Sono state rinvenute tracce di popolamento di questo territorio sin dall’età del Ferro. Tra le testimonianze pervenuteci vi sono ricchi corredi funerari comprendenti vasellame, carri, armi, oggetti ornamentali prodotti con materiali pregiati e di lontana provenienza come l’avorio e l’ambra. Questi reperti sono oggi conservati nell’interessante Museo Archeologico che raccoglie anche molti oggetti delle civiltà picena e romana. La città di Matilica fu dal I secolo a.C. un municipium romano, compreso nella regio Umbria. Retta da un duumvirato, la città romana, grande come l’attuale centro storico, si sviluppò in età imperiale, tra il 98 e il 138 d.C. È stato riferito al periodo romano il misterioso “globo di Matelica”, una sfera di marmo bianco cristallino scoperto nel 1985, singolare modello di orologio solare antico. Matilica mantenne la sua importanza fino agli ultimi secoli dell’impero, quando (presumibilmente dopo il 325) vi fece la sua comparsa il cristianesimo. Già nel V-VI secolo è attestata la presenza di vescovi matelicesi, di nome Equizio e Florenzio.

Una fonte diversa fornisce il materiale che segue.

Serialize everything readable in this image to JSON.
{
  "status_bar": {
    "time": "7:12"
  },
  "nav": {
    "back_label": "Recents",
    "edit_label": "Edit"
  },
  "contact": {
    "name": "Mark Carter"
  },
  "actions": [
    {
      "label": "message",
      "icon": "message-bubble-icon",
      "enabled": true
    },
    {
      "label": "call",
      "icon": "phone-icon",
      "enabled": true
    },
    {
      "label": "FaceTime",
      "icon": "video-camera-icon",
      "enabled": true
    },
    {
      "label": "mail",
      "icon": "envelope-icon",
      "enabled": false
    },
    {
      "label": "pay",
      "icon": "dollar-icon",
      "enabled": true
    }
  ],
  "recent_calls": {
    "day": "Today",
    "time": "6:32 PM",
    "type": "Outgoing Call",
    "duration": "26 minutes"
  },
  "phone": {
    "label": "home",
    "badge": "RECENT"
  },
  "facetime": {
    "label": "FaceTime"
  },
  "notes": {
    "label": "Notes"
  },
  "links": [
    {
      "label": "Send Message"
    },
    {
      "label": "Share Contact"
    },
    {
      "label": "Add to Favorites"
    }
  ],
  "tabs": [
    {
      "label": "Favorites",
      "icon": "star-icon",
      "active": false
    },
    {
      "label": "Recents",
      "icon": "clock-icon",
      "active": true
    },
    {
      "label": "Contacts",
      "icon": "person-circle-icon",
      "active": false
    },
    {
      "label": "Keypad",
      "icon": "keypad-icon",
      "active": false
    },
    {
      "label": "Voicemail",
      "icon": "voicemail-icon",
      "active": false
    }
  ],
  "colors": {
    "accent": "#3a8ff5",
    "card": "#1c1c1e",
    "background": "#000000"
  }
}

Benché esistano poche testimonianze sulla storia altomedievale di Matelica, è noto che la città subì una completa distruzione nel corso della guerra greco-gotica, con cui Bisanzio tentò di riconquistare l’Italia. Sembra che essa sia avvenuta anche per la prossimità al luogo in cui si combatté una grande battaglia tra i bizantini di Narsete e i Goti di Totila. Faticosamente rinata dalle sue rovine, Matelica fu di nuovo distrutta dai Longobardi nel 578. Perse allora la sede vescovile, aggregata a quella di Camerino.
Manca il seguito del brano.